In 1962 my family left Houston for the boondocks near Tomball (population: 1,713), where I encountered my first real-life cowboys. Southeast Texas was not the fabled cattle-ranching area that West Texas was, but the men had all the cowboy characteristics I had seen in books and on the silver screen: chiseled, sunbaked features, razor-cut short hair, work-worn boots, hats, and belts. Many of the younger men had their names embossed on the backs of their belts, and the names seemed to match their faces—“Buck,” “Roy,” and “Jake”—names that sounded cowboy. I came to associate name belts with real cowboys, and my fear of being labeled a Rexall wrangler dissuaded me from getting one of my own.

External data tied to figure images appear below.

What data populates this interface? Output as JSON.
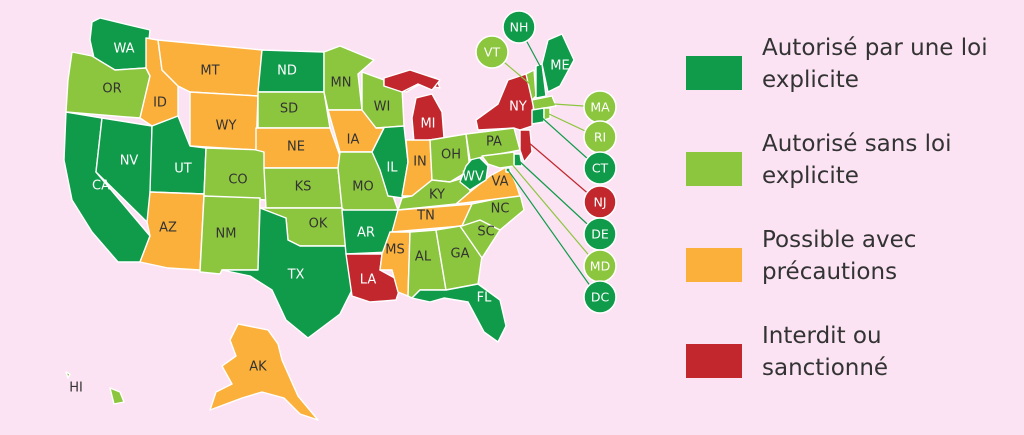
{
  "colors": {
    "explicit": "#0f9b4a",
    "implicit": "#8cc63f",
    "caution": "#fbb03b",
    "forbidden": "#c1272d"
  },
  "legend": [
    {
      "key": "explicit",
      "label": "Autorisé par une loi explicite"
    },
    {
      "key": "implicit",
      "label": "Autorisé sans loi explicite"
    },
    {
      "key": "caution",
      "label": "Possible avec précautions"
    },
    {
      "key": "forbidden",
      "label": "Interdit ou sanctionné"
    }
  ],
  "states": {
    "WA": {
      "name": "WA",
      "status": "explicit"
    },
    "OR": {
      "name": "OR",
      "status": "implicit"
    },
    "CA": {
      "name": "CA",
      "status": "explicit"
    },
    "NV": {
      "name": "NV",
      "status": "explicit"
    },
    "ID": {
      "name": "ID",
      "status": "caution"
    },
    "MT": {
      "name": "MT",
      "status": "caution"
    },
    "WY": {
      "name": "WY",
      "status": "caution"
    },
    "UT": {
      "name": "UT",
      "status": "explicit"
    },
    "AZ": {
      "name": "AZ",
      "status": "caution"
    },
    "CO": {
      "name": "CO",
      "status": "implicit"
    },
    "NM": {
      "name": "NM",
      "status": "implicit"
    },
    "ND": {
      "name": "ND",
      "status": "explicit"
    },
    "SD": {
      "name": "SD",
      "status": "implicit"
    },
    "NE": {
      "name": "NE",
      "status": "caution"
    },
    "KS": {
      "name": "KS",
      "status": "implicit"
    },
    "OK": {
      "name": "OK",
      "status": "implicit"
    },
    "TX": {
      "name": "TX",
      "status": "explicit"
    },
    "MN": {
      "name": "MN",
      "status": "implicit"
    },
    "IA": {
      "name": "IA",
      "status": "caution"
    },
    "MO": {
      "name": "MO",
      "status": "implicit"
    },
    "AR": {
      "name": "AR",
      "status": "explicit"
    },
    "LA": {
      "name": "LA",
      "status": "forbidden"
    },
    "WI": {
      "name": "WI",
      "status": "implicit"
    },
    "IL": {
      "name": "IL",
      "status": "explicit"
    },
    "MI": {
      "name": "MI",
      "status": "forbidden"
    },
    "IN": {
      "name": "IN",
      "status": "caution"
    },
    "OH": {
      "name": "OH",
      "status": "implicit"
    },
    "KY": {
      "name": "KY",
      "status": "implicit"
    },
    "TN": {
      "name": "TN",
      "status": "caution"
    },
    "MS": {
      "name": "MS",
      "status": "caution"
    },
    "AL": {
      "name": "AL",
      "status": "implicit"
    },
    "GA": {
      "name": "GA",
      "status": "implicit"
    },
    "FL": {
      "name": "FL",
      "status": "explicit"
    },
    "SC": {
      "name": "SC",
      "status": "implicit"
    },
    "NC": {
      "name": "NC",
      "status": "implicit"
    },
    "VA": {
      "name": "VA",
      "status": "caution"
    },
    "WV": {
      "name": "WV",
      "status": "explicit"
    },
    "PA": {
      "name": "PA",
      "status": "implicit"
    },
    "NY": {
      "name": "NY",
      "status": "forbidden"
    },
    "ME": {
      "name": "ME",
      "status": "explicit"
    },
    "AK": {
      "name": "AK",
      "status": "caution"
    },
    "HI": {
      "name": "HI",
      "status": "implicit"
    },
    "NH": {
      "name": "NH",
      "status": "explicit"
    },
    "VT": {
      "name": "VT",
      "status": "implicit"
    },
    "MA": {
      "name": "MA",
      "status": "implicit"
    },
    "RI": {
      "name": "RI",
      "status": "implicit"
    },
    "CT": {
      "name": "CT",
      "status": "explicit"
    },
    "NJ": {
      "name": "NJ",
      "status": "forbidden"
    },
    "DE": {
      "name": "DE",
      "status": "explicit"
    },
    "MD": {
      "name": "MD",
      "status": "implicit"
    },
    "DC": {
      "name": "DC",
      "status": "explicit"
    }
  }
}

I assumed that name belts were as authentic as cowpunching itself. Nope. Belts did not become common among Texas cowboys until the turn of the century, and name belts not until more than fifty years later. Levi Strauss introduced jeans in 1853, but they had buttons for suspenders. Belts gradually grew in popularity, but even as late as 1896 the Sears, Roebuck catalog featured 21 styles of suspenders and only 5 belts, declaring, “Belts are popular, more so this season than ever before.” Not until 1922 did all of Levi’s jeans have belt loops.

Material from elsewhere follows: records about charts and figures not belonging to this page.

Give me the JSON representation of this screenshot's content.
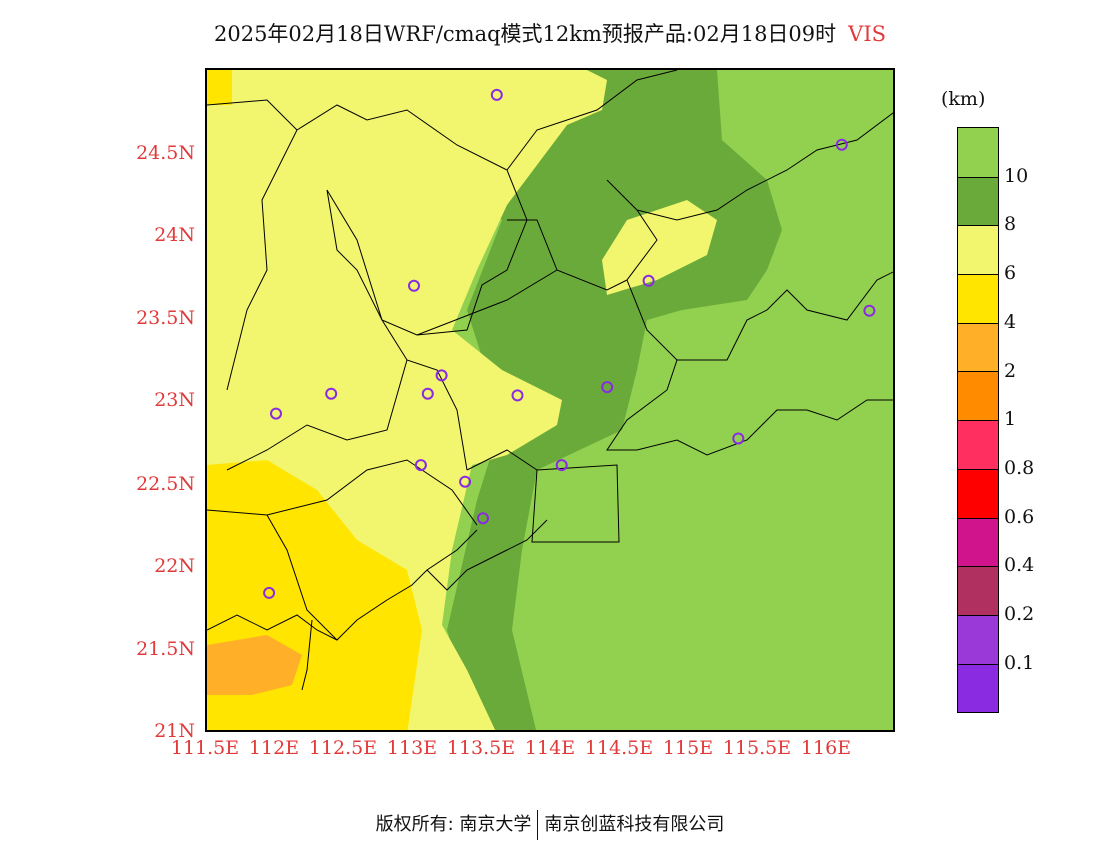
{
  "header": {
    "title": "2025年02月18日WRF/cmaq模式12km预报产品:02月18日09时",
    "variable": "VIS"
  },
  "axes": {
    "y_ticks": [
      "24.5N",
      "24N",
      "23.5N",
      "23N",
      "22.5N",
      "22N",
      "21.5N",
      "21N"
    ],
    "x_ticks": [
      "111.5E",
      "112E",
      "112.5E",
      "113E",
      "113.5E",
      "114E",
      "114.5E",
      "115E",
      "115.5E",
      "116E"
    ]
  },
  "legend": {
    "unit": "(km)",
    "labels": [
      "10",
      "8",
      "6",
      "4",
      "2",
      "1",
      "0.8",
      "0.6",
      "0.4",
      "0.2",
      "0.1"
    ],
    "colors": [
      "#92d050",
      "#6aaa3a",
      "#f2f56e",
      "#ffe500",
      "#ffb028",
      "#ff8c00",
      "#ff3060",
      "#ff0000",
      "#d0148c",
      "#b03060",
      "#9b38d8",
      "#8a2be2"
    ]
  },
  "stations": [
    {
      "lon": 113.6,
      "lat": 24.85
    },
    {
      "lon": 116.1,
      "lat": 24.55
    },
    {
      "lon": 113.0,
      "lat": 23.7
    },
    {
      "lon": 114.7,
      "lat": 23.73
    },
    {
      "lon": 116.3,
      "lat": 23.55
    },
    {
      "lon": 112.4,
      "lat": 23.05
    },
    {
      "lon": 112.0,
      "lat": 22.93
    },
    {
      "lon": 113.1,
      "lat": 23.05
    },
    {
      "lon": 113.2,
      "lat": 23.16
    },
    {
      "lon": 113.75,
      "lat": 23.04
    },
    {
      "lon": 114.4,
      "lat": 23.09
    },
    {
      "lon": 115.35,
      "lat": 22.78
    },
    {
      "lon": 113.05,
      "lat": 22.62
    },
    {
      "lon": 113.37,
      "lat": 22.52
    },
    {
      "lon": 114.07,
      "lat": 22.62
    },
    {
      "lon": 113.5,
      "lat": 22.3
    },
    {
      "lon": 111.95,
      "lat": 21.85
    }
  ],
  "footer": {
    "copyright": "版权所有: 南京大学",
    "company": "南京创蓝科技有限公司"
  }
}
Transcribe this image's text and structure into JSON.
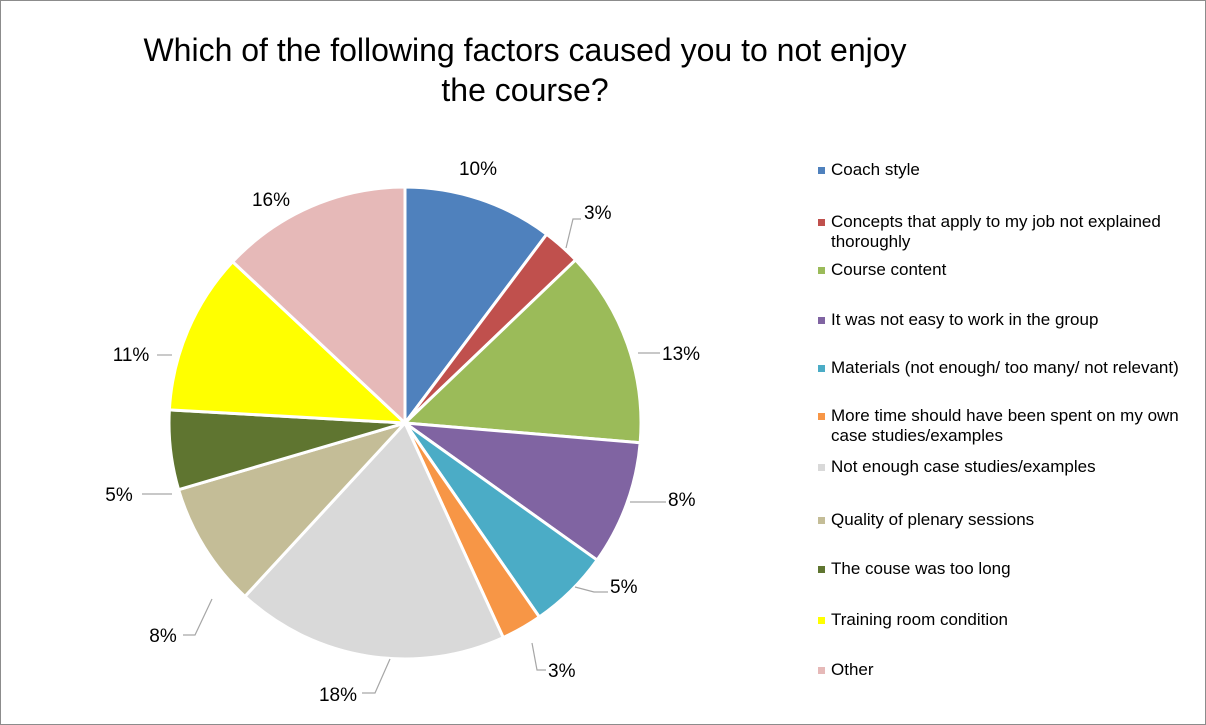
{
  "chart_data": {
    "type": "pie",
    "title": "Which of the following factors caused you to not enjoy the course?",
    "slices": [
      {
        "label": "Coach style",
        "value": 10,
        "display": "10%",
        "color": "#4f81bd"
      },
      {
        "label": "Concepts that apply to my job not explained thoroughly",
        "value": 3,
        "display": "3%",
        "color": "#c0504d"
      },
      {
        "label": "Course content",
        "value": 13,
        "display": "13%",
        "color": "#9bbb59"
      },
      {
        "label": "It was not easy to work in the group",
        "value": 8,
        "display": "8%",
        "color": "#8064a2"
      },
      {
        "label": "Materials (not enough/ too many/ not relevant)",
        "value": 5,
        "display": "5%",
        "color": "#4bacc6"
      },
      {
        "label": "More time should have been spent on my own case studies/examples",
        "value": 3,
        "display": "3%",
        "color": "#f79646"
      },
      {
        "label": "Not enough case studies/examples",
        "value": 18,
        "display": "18%",
        "color": "#d9d9d9"
      },
      {
        "label": "Quality of plenary sessions",
        "value": 8,
        "display": "8%",
        "color": "#c4bd97"
      },
      {
        "label": "The couse was too long",
        "value": 5,
        "display": "5%",
        "color": "#5f7530"
      },
      {
        "label": " Training room condition",
        "value": 11,
        "display": "11%",
        "color": "#ffff00"
      },
      {
        "label": "Other",
        "value": 16,
        "display": "16%",
        "color": "#e6b9b8"
      }
    ],
    "legend_position": "right"
  }
}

History does not record who created the first name belt. It was probably an enterprising old saddler forced into retirement as cowboys went the way of the Longhorn. He realized the profit to be made off the nostalgia of a vanishing breed and, betting on the vanity of his customers, tooled the very first “Tex” on the back of a belt. The name belt has since become to Western wear what the personalized license plate is to the automobile.

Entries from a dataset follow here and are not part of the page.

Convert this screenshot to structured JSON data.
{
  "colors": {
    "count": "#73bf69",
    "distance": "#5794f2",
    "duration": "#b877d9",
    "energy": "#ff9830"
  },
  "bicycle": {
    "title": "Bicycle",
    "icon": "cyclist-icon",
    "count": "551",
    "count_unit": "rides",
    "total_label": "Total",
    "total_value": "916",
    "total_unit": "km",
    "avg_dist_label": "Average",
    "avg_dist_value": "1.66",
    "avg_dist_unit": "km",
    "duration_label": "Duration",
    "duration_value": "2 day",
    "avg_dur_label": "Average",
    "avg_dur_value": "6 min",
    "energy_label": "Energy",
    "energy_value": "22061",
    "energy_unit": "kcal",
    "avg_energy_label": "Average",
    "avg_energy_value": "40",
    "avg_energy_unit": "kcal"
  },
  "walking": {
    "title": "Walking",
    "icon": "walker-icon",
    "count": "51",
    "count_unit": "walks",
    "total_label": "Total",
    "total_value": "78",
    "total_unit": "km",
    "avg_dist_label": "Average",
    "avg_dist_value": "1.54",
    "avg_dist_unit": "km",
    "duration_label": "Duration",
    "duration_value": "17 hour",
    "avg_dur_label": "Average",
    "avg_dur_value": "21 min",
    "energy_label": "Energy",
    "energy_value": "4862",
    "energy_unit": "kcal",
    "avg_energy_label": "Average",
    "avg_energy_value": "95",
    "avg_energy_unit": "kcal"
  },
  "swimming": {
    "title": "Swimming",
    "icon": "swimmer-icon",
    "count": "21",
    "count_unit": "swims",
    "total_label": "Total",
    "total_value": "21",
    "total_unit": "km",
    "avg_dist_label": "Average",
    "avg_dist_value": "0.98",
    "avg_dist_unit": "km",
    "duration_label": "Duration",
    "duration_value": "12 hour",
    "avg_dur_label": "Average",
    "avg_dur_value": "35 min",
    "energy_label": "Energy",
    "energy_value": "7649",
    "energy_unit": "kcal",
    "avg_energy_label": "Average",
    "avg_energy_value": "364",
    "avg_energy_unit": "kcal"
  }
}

Today a cowboy belt is a basic component in dressing the part. The majority of us who dress cowboy do so as dilettantes—Texans, yes, but Texans who have never ranched or ridden a horse. None of the old cowboys can recall ever seeing a man wearing his name on his belt in the early days. If a genuine cowboy had any decoration on his belt, it was likely to be the brand of the ranch for which he worked. He put that brand on his saddle, boots, and holster and even painted it on his bedroll. But only a minority of modern Texans are able to claim a ranch or the brand thereof as their own, so the name belt has become an individual brand of sorts—the equivalent of a European coat of arms.

In the early fifties Hollywood began churning out westerns in record numbers, and that contributed to the popularity of cowboy paraphernalia in general. Leather-goods manufacturers began producing name belts and other Western duds on a gigantic scale, using the star, flower, Longhorn, and cactus motifs already favored on saddlery and boots. Now name belts are sold by the millions in outlets ranging from national discount stores like Gibson’s to the posh Cutter Bill’s in Houston and Dallas. They are sold by highway vendors in much the same way as (and often adjacent to) watermelons, fresh eggs, and paintings of Jesus on velvet. Prices, as varied as their sellers, range from $6 for a roadside special to $275, depending upon the grade of leather, buckles, filigree, and numbers of letters to be embossed. Wretched excess may be attained with sterling silver letters costing about $14 apiece. Hand-tooling is the exception today; the faster method is to slide a tray containing the metal letters into a vise, which the maker manually cranks to stamp the name, cookie-cutter fashion, into the leather.

Though remnants of the cowboy era linger on in the name belt, it also reflects the profound changes in Texas. Nowadays, alongside the “Roy” and “Jake” that first fed my romantic ideas of the cowboy, you’ll also spot plenty of Connies and Darlenes as well as a few Tiffanys or Jeremys with their names proudly stamped in leather. Or—more telling—drive down a street in cosmopolitan Houston and you’re liable to see not only the name belts on good ol’ boys and gals but also those sported by Zbigniews, Chuongs, Wolfgangs, and Abduls.